Con i riflettori puntati sul grande avvenimento, pochi si sono guardati attorno ad analizzare i dettagli al margine dei tavoli delle riunioni e dei discorsi ufficiali. Trentadue nazioni rappresentate, un numero indefinito di delegati di ogni settore, ma soprattutto una massiccia presenza di imprenditori, ceo, manager di aziende multinazionali. Se a Panama si è voluto definire quale America vedremo in futuro, è meglio mettersi l’animo in pace. Mark Zuckerberg, Carlos Slim, Muhtar Kent (Coca Cola), Enrique Ostalé (Wal-Mart), Laxman Narasimhan (Pepsi Cola), Brian Porter (Scotia Bank), solo per citare alcuni nomi dei tanti presenti, sono venuti qui per discutere su come spartirsi quell’America Latina, che nonostante i tanti proclami di svolta progressista e democratica, si è trasformata in uno dei più grandi mercati rimasti da sfruttare. Anche Cuba ha invitato gli imprenditori a investire. C’è bisogno di almeno 2500 milioni di dollari all’anno per un periodo indefinito per sviluppare l’intera infrastruttura dell’isola e le sue industrie principali.

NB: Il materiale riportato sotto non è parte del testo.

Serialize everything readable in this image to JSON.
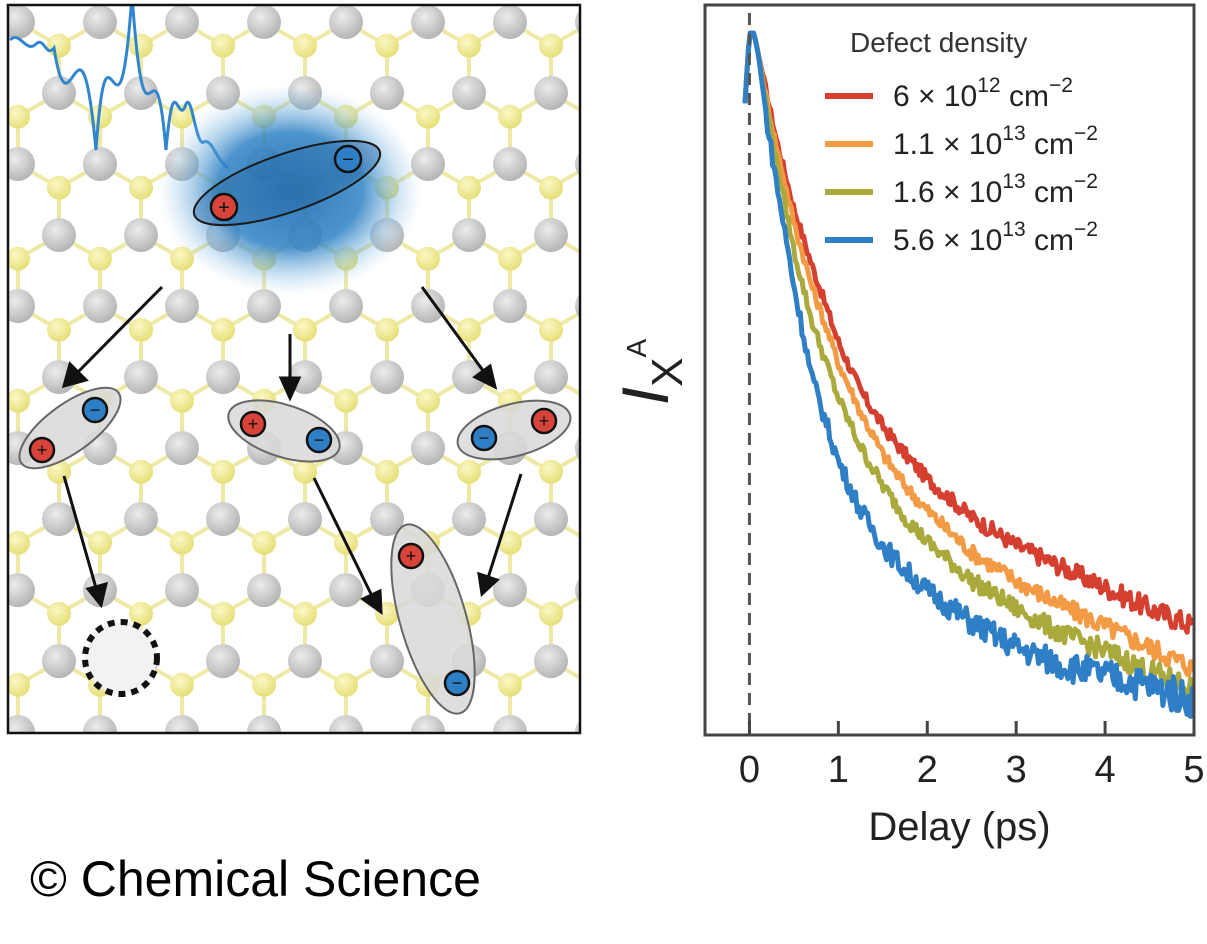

Le leggi, dicono le autorità cubane, ci sono e proteggono a sufficienza chi voglia fare affari nell’isola. Il tutto, naturalmente, testuale ‘per edificare una società socialista che apporti beneficio a tutti i cubani’. È l’America del commercio, insomma, dove l’America dei popoli non sembra aver posto.